Hot on the heels of a graft scandal that has blighted a flagship exhibition to be staged in Kazakhstan’s capital comes news that its budget is being slashed – again.
With Kazakhstan in the throes of economic crisis, President Nursultan Nazarbayev has approved cuts of 53 billion tenge ($140 million) to the budget for hosting EXPO-2017 in Astana next year.
“We have to look at budget spending, taking account of hard times,” Akhmetzhan Yesimov, the official in charge of organizing the project, said in remarks quoted by Tengri News on January 26.
The latest cuts bring the total reduction in public spending on the exhibition to 131 billion tenge ($345 million), a dramatic slump forced by the fall in global oil prices.
That is around one-tenth of the originally expected total expenditure of $3 billion, most of which was to come from private investors but with a significant chunk provided by the state.
The project’s financial well-being was not helped by officials previously in charge of organizing it pilfering some $27 million dollars from the construction funds.
Kazakhstan is scrambling for ideas on where to cut as it enters its worst economic crisis since the 1990s.

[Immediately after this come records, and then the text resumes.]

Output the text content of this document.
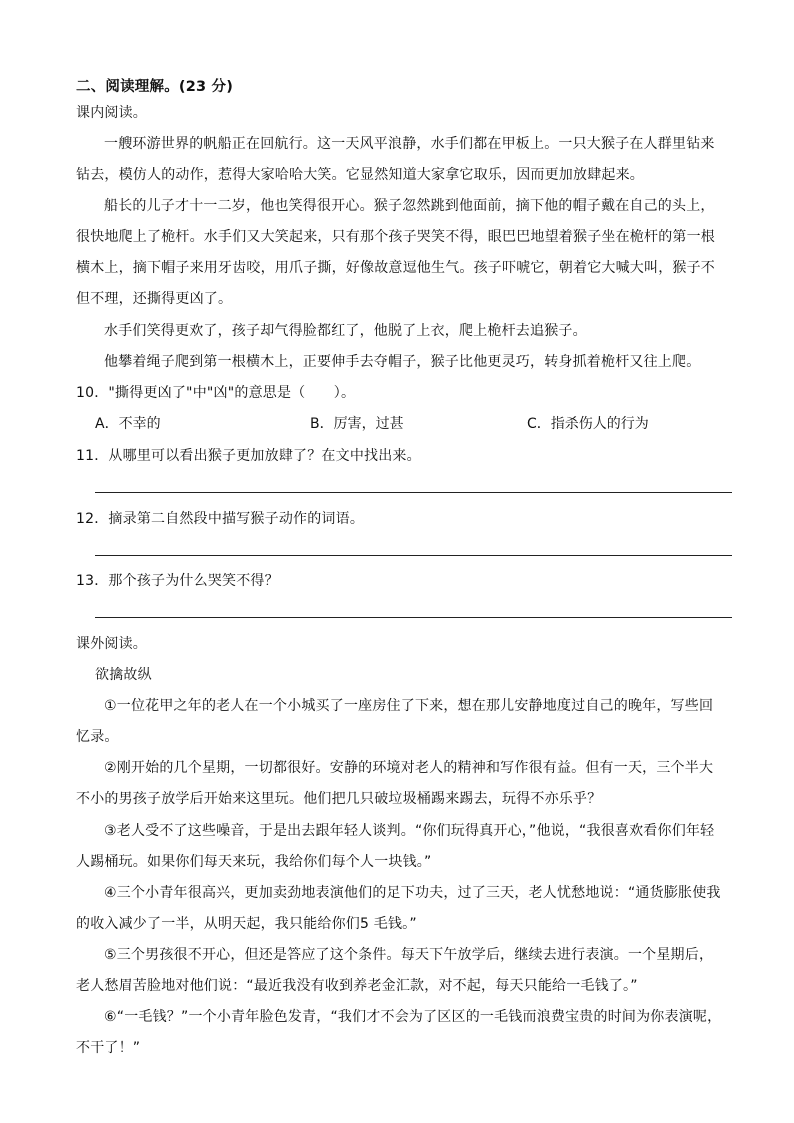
二、阅读理解。(23 分)
课内阅读。
一艘环游世界的帆船正在回航行。这一天风平浪静，水手们都在甲板上。一只大猴子在人群里钻来
钻去，模仿人的动作，惹得大家哈哈大笑。它显然知道大家拿它取乐，因而更加放肆起来。
船长的儿子才十一二岁，他也笑得很开心。猴子忽然跳到他面前，摘下他的帽子戴在自己的头上，
很快地爬上了桅杆。水手们又大笑起来，只有那个孩子哭笑不得，眼巴巴地望着猴子坐在桅杆的第一根
横木上，摘下帽子来用牙齿咬，用爪子撕，好像故意逗他生气。孩子吓唬它，朝着它大喊大叫，猴子不
但不理，还撕得更凶了。
水手们笑得更欢了，孩子却气得脸都红了，他脱了上衣，爬上桅杆去追猴子。
他攀着绳子爬到第一根横木上，正要伸手去夺帽子，猴子比他更灵巧，转身抓着桅杆又往上爬。
10．"撕得更凶了"中"凶"的意思是（　　）。
A．不幸的	B．厉害，过甚	C．指杀伤人的行为
11．从哪里可以看出猴子更加放肆了？在文中找出来。
12．摘录第二自然段中描写猴子动作的词语。
13．那个孩子为什么哭笑不得？
课外阅读。
欲擒故纵
①一位花甲之年的老人在一个小城买了一座房住了下来，想在那儿安静地度过自己的晚年，写些回
忆录。
②刚开始的几个星期，一切都很好。安静的环境对老人的精神和写作很有益。但有一天，三个半大
不小的男孩子放学后开始来这里玩。他们把几只破垃圾桶踢来踢去，玩得不亦乐乎？
③老人受不了这些噪音，于是出去跟年轻人谈判。“你们玩得真开心，”他说，“我很喜欢看你们年轻
人踢桶玩。如果你们每天来玩，我给你们每个人一块钱。”
④三个小青年很高兴，更加卖劲地表演他们的足下功夫，过了三天，老人忧愁地说：“通货膨胀使我
的收入减少了一半，从明天起，我只能给你们5 毛钱。”
⑤三个男孩很不开心，但还是答应了这个条件。每天下午放学后，继续去进行表演。一个星期后，
老人愁眉苦脸地对他们说：“最近我没有收到养老金汇款，对不起，每天只能给一毛钱了。”
⑥“一毛钱？”一个小青年脸色发青，“我们才不会为了区区的一毛钱而浪费宝贵的时间为你表演呢，
不干了！”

Some economists are forecasting negative growth this year for the first time in nearly two decades.
Critics of the EXPO see it as a vanity project that is wasting money at a time of crisis, though when Kazakhstan won the hosting rights in 2012 oil prices were riding high and growth was buoyant.
Supporters counter that a major infrastructure project could help kick-start the economy by creating jobs. There are 230 Kazakhstani companies working on construction of the facilities, Yesimov said, on contracts worth some 77 billion ($200 million).
After the exhibition, the buildings are to be turned into the new Astana International Financial Centre, whose creation was ordered by Nazarbayev last year.